|Losing Your Cat After
© Copyright 2001 by Pam Potter
I stroke her tail before I wrap her in my shirt. It is the only part of her body that's not stiff and still feels like her.
My husband is outside trying to find a spot to bury her. We changed our minds three times before picking out a spot near her kittens that died in 1985. It was her only litter because we had her fixed right afterwards.
I called my mother long distant as we bury her and as I hang up I remember that I forgot to wish her a happy mothers day tomorrow.
My beloved pet was old. I know she is now back to her good health up in Heaven with all my beloved pets that have gone before her. I will see her one day in Heaven. All these things I tell myself, but the pit of my stomach still aches.
I think I heard her cry, then I think I am crazy. I step on the spot she died on to be close to her.
I look at her baby kitten pictures.
I can now eat my lunch and put my plate down on my lap without her thinking I am done and the plate is hers now. I eat while watching TV in the livingroom, or as I sit at the computor, only now she isn't there to get my plate . I miss that.
She isn't here to stick her head and body in the door of the Icebox, to see what I am getting out. She isn't here to meow, meow, for me to hurry up and get it ready so I can eat and then she can have what I saved for her. I miss that.

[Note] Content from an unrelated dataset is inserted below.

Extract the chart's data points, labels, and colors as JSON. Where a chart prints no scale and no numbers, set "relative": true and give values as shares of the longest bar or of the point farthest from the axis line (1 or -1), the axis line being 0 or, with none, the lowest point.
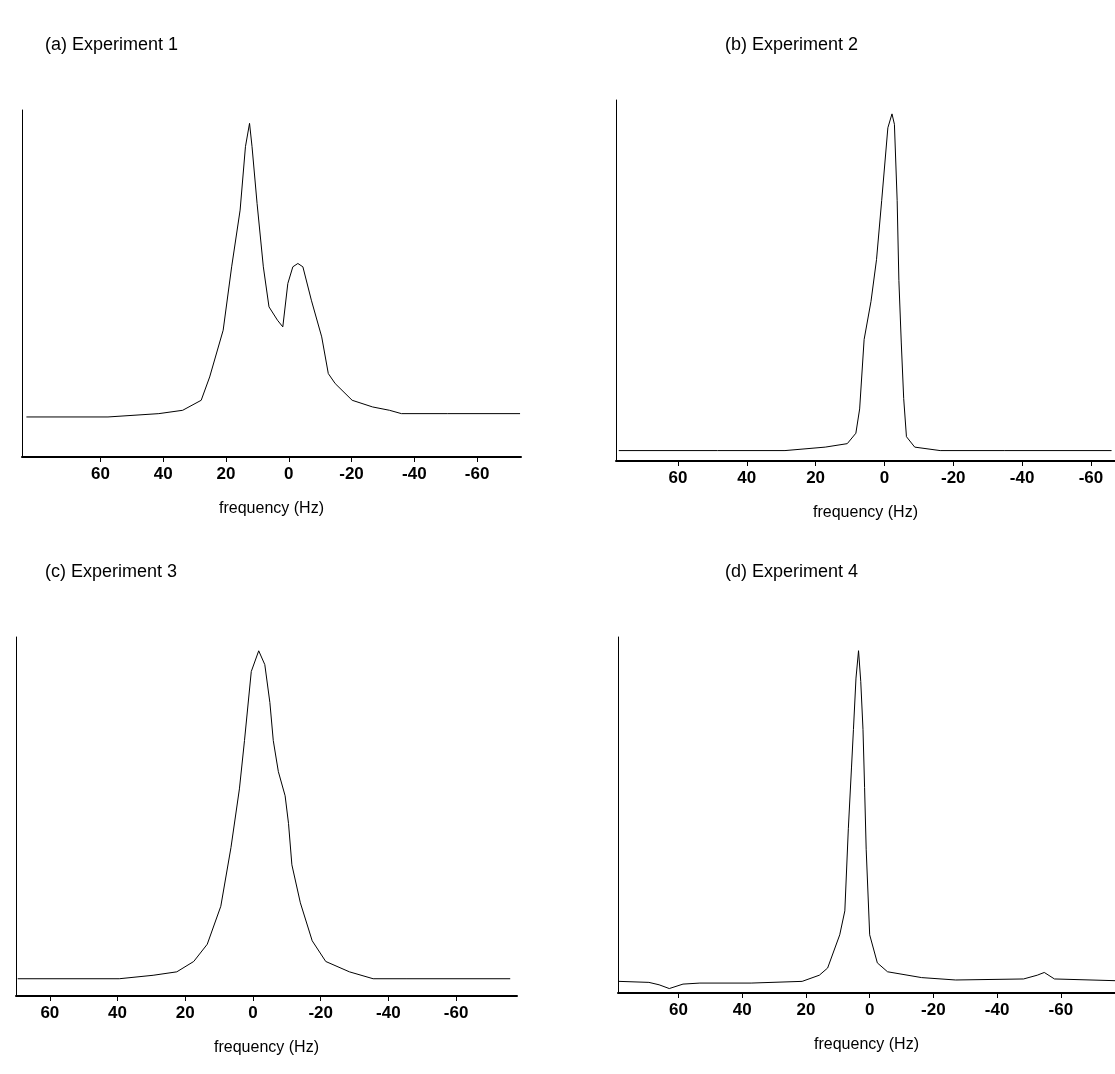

I miss her coming to me to get picked up and curl up in my lap, or laying under my feet at my computor desk.
My husband Billy, who always said ," Come get your baby, she's meowing for you", is now crying because she is gone. Then we both cry because she is gone.
Some people tell us to get another cat soon, others say wait awhile. I couldn't wait. We checked the newspaper ads and I called a lady who said she had four six-week old kittens to give away.
Will getting a new kitten make the hurt go away ? No. When I got Tracey I still loved Moe-Joe who died in 1983, and Illya Ray who died in 1977.
Illya Ray was my childhood cat. Illya Ray is the cat I model each cat to be like. Tracey came the closest.
What makes a cat special to me? A cat that will let me baby it. That's why I want another cat--so I can baby one again and make a new special friend.
A week later we found two tabby female kittens that were at the animal shelter about to be killed. The mother cat cried so much seeing her whole cat family die before her eyes that when they came upon the last kitten the vet stopped. A woman there took the kitten and the mother cat home. We have the last two kittens from another cat family. We named them Jessie and Frankie. Jessie is into everything and meows all the time. She jumps on anything high. She even jumped upon the door ledge. Frankie is a calico tabby. She is quiet and very gentle.
I hope I'm lucky enough to have these kittens for seventeen years!